In the preceding code, you would have to change the data frame name in place of (data.columns[1:]) that we used in the first code snippet. Essentially, we are providing the independent variable names as features.

In the second code snippet, you would have to specify the folder location at which graphviz was installed and change the decision tree name to the name that the user has given in the fourth line (replace dtree with the variable name that you have created for DecisionTreeRegressor or DecisionTreeClassifier).

The output of the preceding code snippet looks like Figure 4-3.
../images/463052_1_En_4_Chapter/463052_1_En_4_Fig3_HTML.jpg
Figure 4-3

The output of the code

Impact of Outliers on Decision Trees

In previous chapters, we’ve seen that outliers have a big impact in the case of linear regression. However, in a decision tree outliers have little impact for classification, because we look at the multiple possible rules and shortlist the one that maximizes the information gain after sorting the variable of interest. Given that we are sorting the dataset by independent variable, there is no impact of outliers in the independent variable.

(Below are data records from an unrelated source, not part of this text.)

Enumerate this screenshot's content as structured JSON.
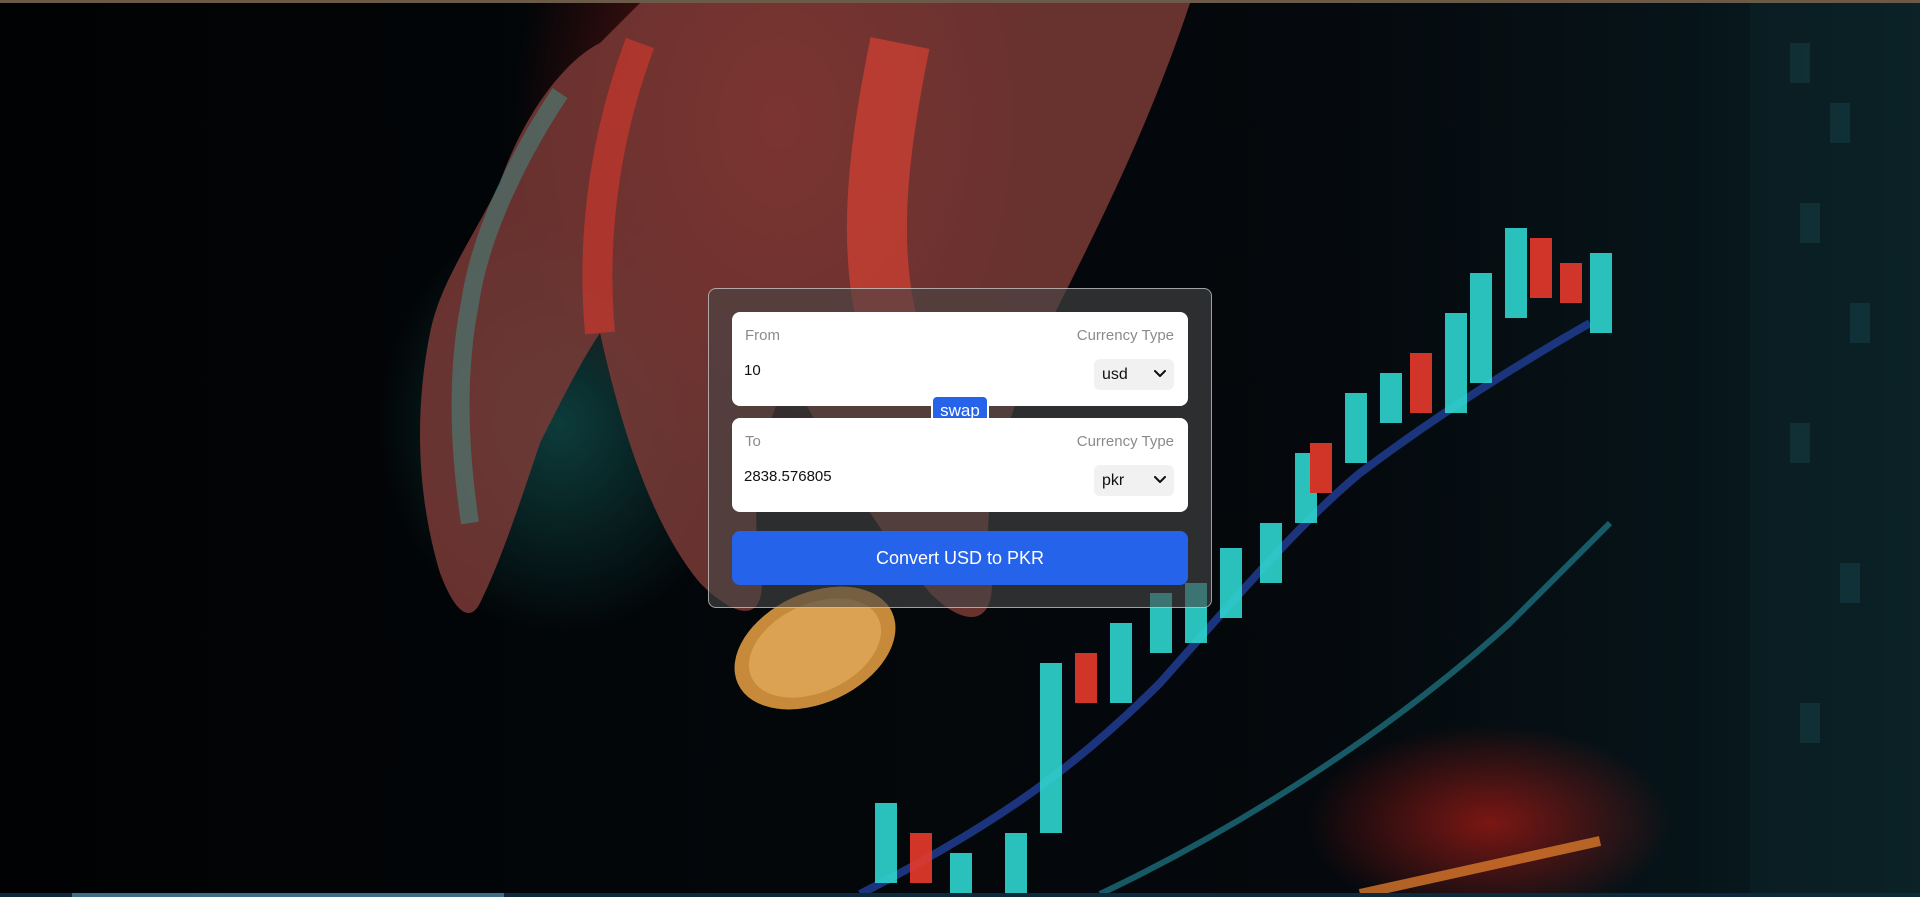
{
  "colors": {
    "primary": "#2563eb",
    "card_bg": "rgba(70,70,70,0.62)",
    "panel_bg": "#ffffff",
    "label": "#8b8b8b"
  },
  "from": {
    "label": "From",
    "currency_type_label": "Currency Type",
    "amount": "10",
    "currency": "usd"
  },
  "to": {
    "label": "To",
    "currency_type_label": "Currency Type",
    "amount": "2838.576805",
    "currency": "pkr"
  },
  "swap_label": "swap",
  "convert_label": "Convert USD to PKR",
  "icons": {
    "dropdown": "chevron-down-icon"
  }
}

However, an outlier in the dependent variable in the case of a continuous variable prediction would be challenging if there is an outlier in the dataset. That’s because we are using overall squared error as a metric to minimize. If the dependent variable contains an outlier, it causes similar issues like what we saw in linear regression.

Summary

Decision trees are simple to build and intuitive to understand. The prominent approaches used to build a decision tree are the combination of information gain and Gini impurity when the dependent variable is categorical and overall squared error when the dependent variable is continuous.